Há ainda a hipótese de alguns países realizarem um acompanhamento para lá dos dois anos, mas os protocolos não incluírem a função motora como parte da avaliação. “O facto de termos verificado neste estudo que há maior probabilidade de uma criança receber cuidados motores se tiver problemas emocionais ou comportamentais associados, é um indicador de que não é atribuída a importância devida à função motora. Ora, esta abordagem é problemática, porque a função motora é muito importante e encontra-se associada a outros problemas de desenvolvimento das crianças”, frisa.
Este estudo demonstra que existe uma lacuna na prestação de cuidados de saúde e que “é preciso ter em consideração as crianças que, não tendo um diagnóstico claro de paralisia cerebral, têm problemas motores significativos e precisam de atenção médica, pois não estão a receber os tratamentos devidos para os seus problemas motores.

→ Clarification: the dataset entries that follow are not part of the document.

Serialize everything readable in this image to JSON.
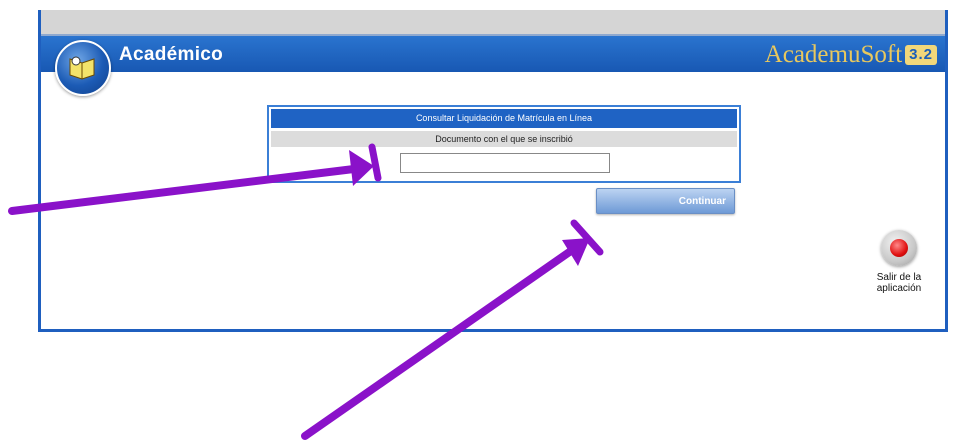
{
  "header": {
    "module_title": "Académico",
    "brand_name": "AcademuSoft",
    "brand_version": "3.2"
  },
  "form": {
    "title": "Consultar Liquidación de Matrícula en Línea",
    "document_label": "Documento con el que se inscribió",
    "document_value": "",
    "document_placeholder": "",
    "continue_label": "Continuar"
  },
  "exit": {
    "label_line1": "Salir de la",
    "label_line2": "aplicación"
  },
  "colors": {
    "frame_blue": "#1f5fbf",
    "brand_gold": "#e9c85d",
    "annotation_purple": "#8a12c9"
  },
  "icons": {
    "module_badge": "book-icon",
    "exit": "exit-icon",
    "annotation_1": "arrow-annotation",
    "annotation_2": "arrow-annotation"
  }
}
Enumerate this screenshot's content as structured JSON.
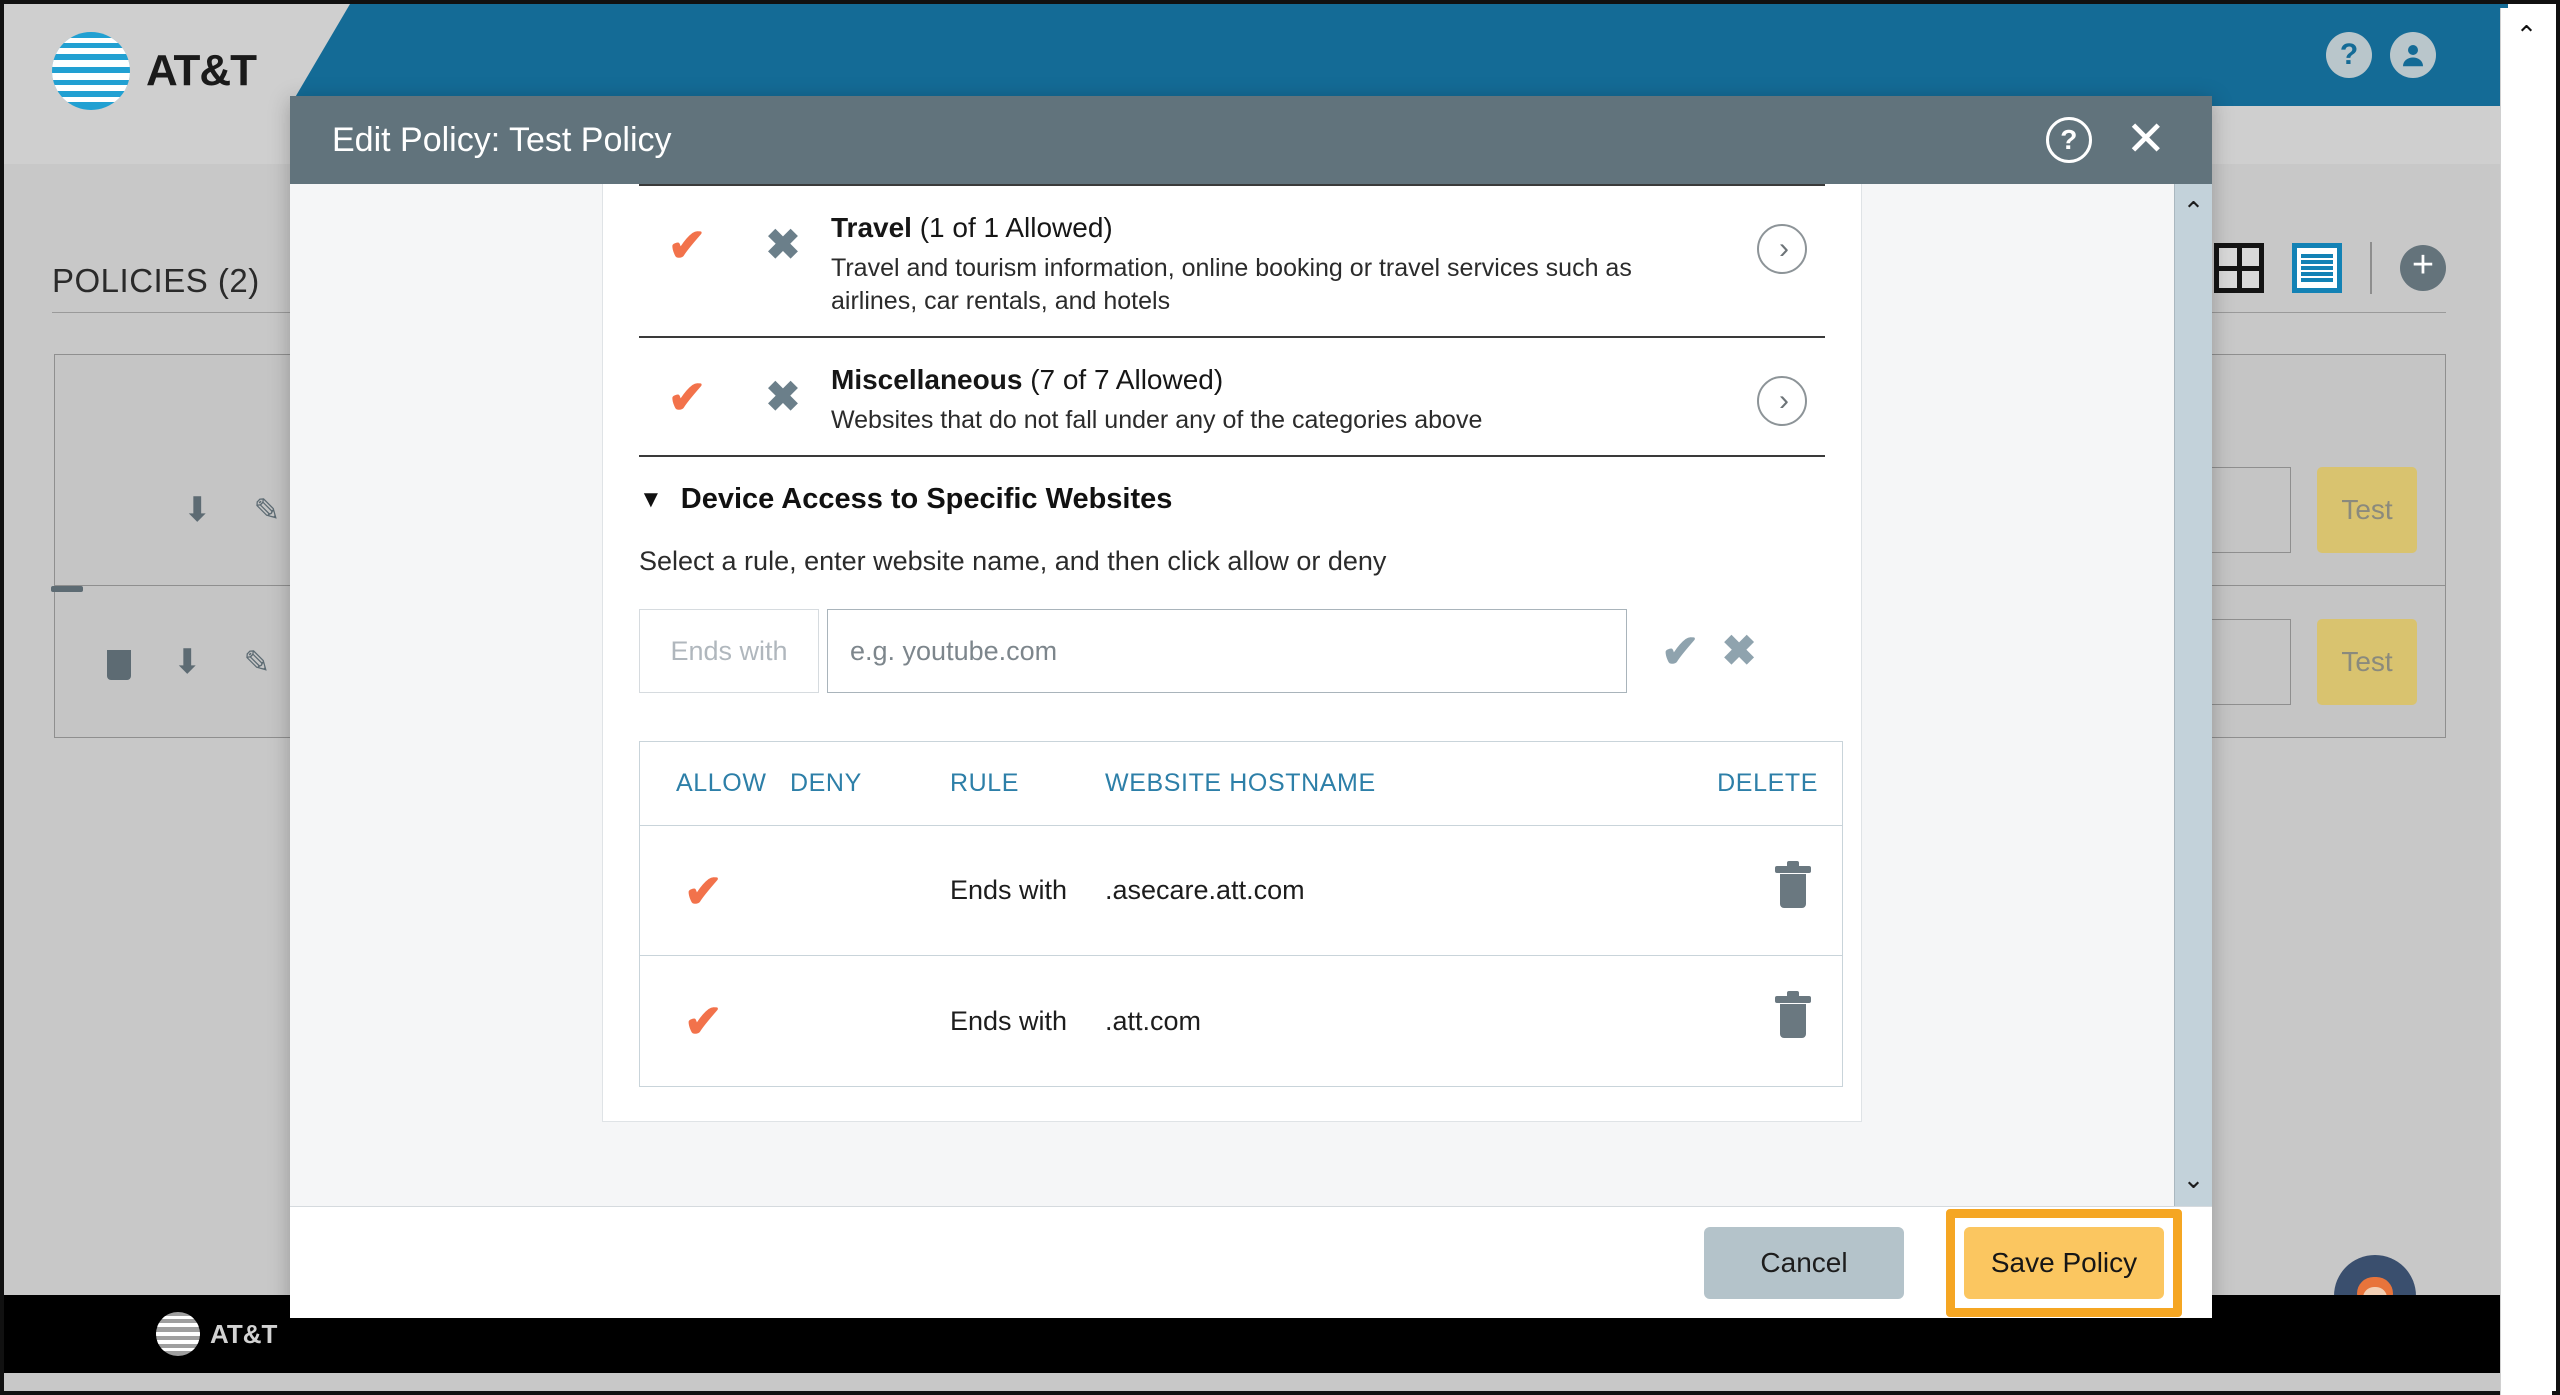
{
  "app": {
    "brand": "AT&T",
    "footer_brand": "AT&T",
    "header_icons": [
      {
        "name": "help-icon",
        "glyph": "?"
      },
      {
        "name": "account-icon",
        "glyph": "●"
      }
    ],
    "policies_title": "POLICIES (2)",
    "toolbar": {
      "grid_view": "grid-view-icon",
      "list_view": "list-view-icon",
      "add": "+"
    },
    "rows": [
      {
        "icons": [
          "download-icon",
          "edit-icon"
        ],
        "test_label": "Test"
      },
      {
        "icons": [
          "trash-icon",
          "download-icon",
          "edit-icon"
        ],
        "test_label": "Test"
      }
    ],
    "chat_avatar": "chat-avatar-icon"
  },
  "modal": {
    "title": "Edit Policy: Test Policy",
    "help_glyph": "?",
    "close_glyph": "✕",
    "categories": [
      {
        "name": "Travel",
        "count_text": "(1 of 1 Allowed)",
        "allowed": "1",
        "total": "1",
        "description": "Travel and tourism information, online booking or travel services such as airlines, car rentals, and hotels",
        "allow_glyph": "✔",
        "deny_glyph": "✖",
        "chevron_glyph": "›"
      },
      {
        "name": "Miscellaneous",
        "count_text": "(7 of 7 Allowed)",
        "allowed": "7",
        "total": "7",
        "description": "Websites that do not fall under any of the categories above",
        "allow_glyph": "✔",
        "deny_glyph": "✖",
        "chevron_glyph": "›"
      }
    ],
    "device_section": {
      "caret": "▼",
      "title": "Device Access to Specific Websites",
      "instruction": "Select a rule, enter website name, and then click allow or deny",
      "rule_select_value": "Ends with",
      "hostname_placeholder": "e.g. youtube.com",
      "hostname_value": "",
      "confirm_glyph": "✔",
      "cancel_glyph": "✖"
    },
    "rules_table": {
      "headers": [
        "ALLOW",
        "DENY",
        "RULE",
        "WEBSITE HOSTNAME",
        "DELETE"
      ],
      "rows": [
        {
          "allow": "✔",
          "deny": "",
          "rule": "Ends with",
          "hostname": ".asecare.att.com",
          "delete": "trash-icon"
        },
        {
          "allow": "✔",
          "deny": "",
          "rule": "Ends with",
          "hostname": ".att.com",
          "delete": "trash-icon"
        }
      ]
    },
    "footer": {
      "cancel_label": "Cancel",
      "save_label": "Save Policy"
    },
    "scrollbar": {
      "up": "⌃",
      "down": "⌄"
    }
  },
  "colors": {
    "brand_teal": "#146b96",
    "accent_orange": "#f2724b",
    "highlight_yellow": "#f5a623",
    "save_button": "#fbc660",
    "modal_header": "#61737c",
    "link_blue": "#2d7fa8"
  }
}
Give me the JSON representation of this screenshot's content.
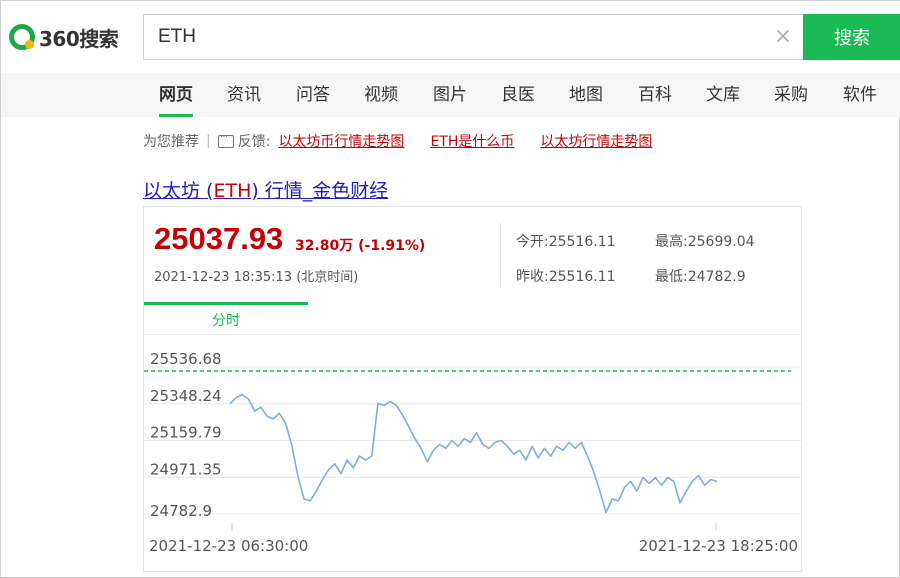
{
  "logo": {
    "text": "360搜索"
  },
  "search": {
    "value": "ETH",
    "button_label": "搜索",
    "clear_symbol": "×"
  },
  "nav": {
    "items": [
      {
        "label": "网页",
        "active": true
      },
      {
        "label": "资讯"
      },
      {
        "label": "问答"
      },
      {
        "label": "视频"
      },
      {
        "label": "图片"
      },
      {
        "label": "良医"
      },
      {
        "label": "地图"
      },
      {
        "label": "百科"
      },
      {
        "label": "文库"
      },
      {
        "label": "采购"
      },
      {
        "label": "软件"
      }
    ]
  },
  "recommend": {
    "prefix": "为您推荐",
    "separator": "|",
    "feedback": "反馈:",
    "links": [
      "以太坊币行情走势图",
      "ETH是什么币",
      "以太坊行情走势图"
    ]
  },
  "result": {
    "title_before": "以太坊 (",
    "title_keyword": "ETH",
    "title_after": ") 行情_金色财经"
  },
  "quote": {
    "price": "25037.93",
    "change": "32.80万 (-1.91%)",
    "timestamp": "2021-12-23 18:35:13 (北京时间)",
    "open": "今开:25516.11",
    "high": "最高:25699.04",
    "prev_close": "昨收:25516.11",
    "low": "最低:24782.9",
    "tab_label": "分时"
  },
  "colors": {
    "accent": "#19b955",
    "price_red": "#c40000",
    "line_blue": "#7aaee8",
    "link_red": "#cc0000"
  },
  "chart_data": {
    "type": "line",
    "x_start_label": "2021-12-23 06:30:00",
    "x_end_label": "2021-12-23 18:25:00",
    "y_tick_labels": [
      "25536.68",
      "25348.24",
      "25159.79",
      "24971.35",
      "24782.9"
    ],
    "ylim": [
      24782.9,
      25536.68
    ],
    "reference_line": 25516.11,
    "series": [
      {
        "values": [
          25348,
          25380,
          25395,
          25372,
          25310,
          25330,
          25285,
          25270,
          25300,
          25250,
          25140,
          24980,
          24860,
          24850,
          24900,
          24960,
          25010,
          25040,
          24990,
          25060,
          25020,
          25080,
          25060,
          25080,
          25350,
          25340,
          25360,
          25340,
          25290,
          25230,
          25170,
          25120,
          25050,
          25110,
          25140,
          25120,
          25160,
          25130,
          25170,
          25150,
          25200,
          25140,
          25120,
          25150,
          25160,
          25130,
          25090,
          25110,
          25060,
          25130,
          25070,
          25120,
          25080,
          25130,
          25110,
          25150,
          25120,
          25150,
          25080,
          25000,
          24900,
          24790,
          24860,
          24850,
          24920,
          24950,
          24900,
          24970,
          24940,
          24970,
          24930,
          24970,
          24950,
          24840,
          24900,
          24950,
          24980,
          24930,
          24960,
          24950
        ]
      }
    ]
  }
}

É aqui que está o maior gap em termos de prestação de cuidados de saúde e, por isso, é preciso agir”, frisa Raquel Costa.
A investigadora reforça também a necessidade de alertar os serviços de saúde para a importância da realização de avaliações clínicas do desenvolvimento da criança na sua globalidade, para que se aumente o reconhecimento destes problemas e se melhore a intervenção especializada nas populações de alto risco.
Recentemente, foram publicados standards europeus para o follow-up de crianças nascidas muito prematuras que poderão, futuramente, ajudar a melhorar o reconhecimento e o tratamento das suas condições de saúde.
Este estudo, intitulado Motor-related health care for 5-year-old children born extremely preterm with movement impairments, é também assinado por Henrique Barros e conta com a participação de investigadores vindos de França, da Suécia, da Bélgica, da Alemanha, de Itália, da Estónia, dos Países Baixos e do Reino Unido.
A investigação foi financiada pelo 7º Programa-Quadro da União Europeia ([FP7/2007-2013]; acordo nº 259882) e pela Comissão Europeia – Horizonte 2020 [acordo nº 633724].